Unexamined values shape the educational experience of young people from 14 to All these reflect unquestioned values and thus the aims of education. What then, by contrast, are the educational aims which enable all young people to live fully human lives — not just the academically able. We need a vision of education which embraces those who have opted out of or who are disengaged from formal education — those who are often rescued by colleges of further education or by the youth service with its own distinctive pedagogical approaches see the evidence of the National Youth Agency to the Select Committee 7.

Formal education is dominated by success in narrowly conceived forms of academic learning, thus undermining other capabilities of importance to our society, namely, those reflecting the broader aims outlined above. This is crucial, not simply for the many young people disengaged from formal learning due to its narrow focus and the deep sense of failure caused, but also for those deemed successful but whose success often lacks understanding of the subject matter.

See, for example, the trenchant criticisms by the Smith Report where successful teaching to the test, though leading to high scores, too often leads to poor understanding 8. A wider vision of learning is required, one which respects the practical as well as the academic, informal and experiential as well as formal learning, key concepts and ideas as well as facts and formulae, and the possibilities opened up by recent developments in Information and Communication Technology.

It should draw on the range of expertise and resources within the community. There is a need, therefore, to restore. This culture emphasises the day to day management of affairs, the formulation and solution of problems, and the design, manufacture and marketing of goods and services 9. All the above need to be learned through the initiation into the different forms of knowledge and understanding, into moral traditions so neglected, into practices of doing and making, and into civic and public traditions of service.

Βιογραφία συγγραφέα: Baker Kenneth

Essential to this wider vision of learning, as young people have to make decisions as early as 14 about their future namely, the learning pathways to follow and the qualifications to pursue , is an independent, impartial and well-informed IAG. Let us consider some of the problems. There are about possible combinations of A Level examinations. The wrong combination, chosen in all innocence, might deprive the student opportunity to enter the degree course wanted.

The Russell Group of universities require of the majority of successful candidates to have a university based examination or test as well as their A Levels.

– Ask what counts – The New Visions for Education Group

The more knowing schools will provide coaching or at least show where such coaching is available — something not known about by many schools. Again, those who seek apprenticeships need to know where such apprenticeships are to be found.

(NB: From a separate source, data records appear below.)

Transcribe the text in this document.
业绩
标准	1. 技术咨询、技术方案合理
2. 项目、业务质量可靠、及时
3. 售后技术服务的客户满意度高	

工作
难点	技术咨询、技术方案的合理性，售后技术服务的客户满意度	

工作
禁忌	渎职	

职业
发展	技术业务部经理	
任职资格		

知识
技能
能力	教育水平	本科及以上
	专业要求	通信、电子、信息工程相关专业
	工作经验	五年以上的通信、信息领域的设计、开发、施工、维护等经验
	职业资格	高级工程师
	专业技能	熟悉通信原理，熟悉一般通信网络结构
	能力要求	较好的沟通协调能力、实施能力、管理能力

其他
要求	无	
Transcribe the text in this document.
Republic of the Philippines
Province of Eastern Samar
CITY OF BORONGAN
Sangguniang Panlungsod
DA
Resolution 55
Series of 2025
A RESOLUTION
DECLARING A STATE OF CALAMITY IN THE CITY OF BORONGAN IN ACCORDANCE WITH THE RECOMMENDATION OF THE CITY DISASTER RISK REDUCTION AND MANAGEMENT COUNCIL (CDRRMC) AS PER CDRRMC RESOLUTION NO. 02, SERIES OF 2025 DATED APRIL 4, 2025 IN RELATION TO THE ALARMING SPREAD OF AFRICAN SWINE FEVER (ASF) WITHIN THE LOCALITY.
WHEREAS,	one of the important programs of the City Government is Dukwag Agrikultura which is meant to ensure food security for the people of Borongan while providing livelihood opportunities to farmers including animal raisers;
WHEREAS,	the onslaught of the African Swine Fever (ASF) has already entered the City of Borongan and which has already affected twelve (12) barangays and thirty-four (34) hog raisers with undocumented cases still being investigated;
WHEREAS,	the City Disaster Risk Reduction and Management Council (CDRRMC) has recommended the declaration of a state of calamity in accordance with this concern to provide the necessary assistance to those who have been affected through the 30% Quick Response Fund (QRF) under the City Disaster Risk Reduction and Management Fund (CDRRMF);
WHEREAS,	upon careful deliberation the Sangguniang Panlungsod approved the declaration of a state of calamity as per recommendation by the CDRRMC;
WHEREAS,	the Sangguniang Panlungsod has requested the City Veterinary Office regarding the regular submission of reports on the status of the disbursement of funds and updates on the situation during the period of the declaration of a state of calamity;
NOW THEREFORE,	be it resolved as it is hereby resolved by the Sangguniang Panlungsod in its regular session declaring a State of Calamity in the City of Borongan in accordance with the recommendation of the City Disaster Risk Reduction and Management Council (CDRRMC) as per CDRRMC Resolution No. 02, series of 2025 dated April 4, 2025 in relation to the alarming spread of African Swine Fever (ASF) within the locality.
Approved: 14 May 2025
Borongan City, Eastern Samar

Again, students often move onto Level 2 vocational qualifications in college, discovering only later that the qualification leads to nowhere. Despite these problems, appropriate IAG is not available for many. Connexions Service has focused on the minority who are in danger of becoming disengaged from education. IAG for the rest has too often been conducted within schools by people who are not well informed about routes into the plethora of higher education degrees with different A Level and entry test requirements , appropriate further education courses, local and regional apprenticeships, and employment needs and possibilities.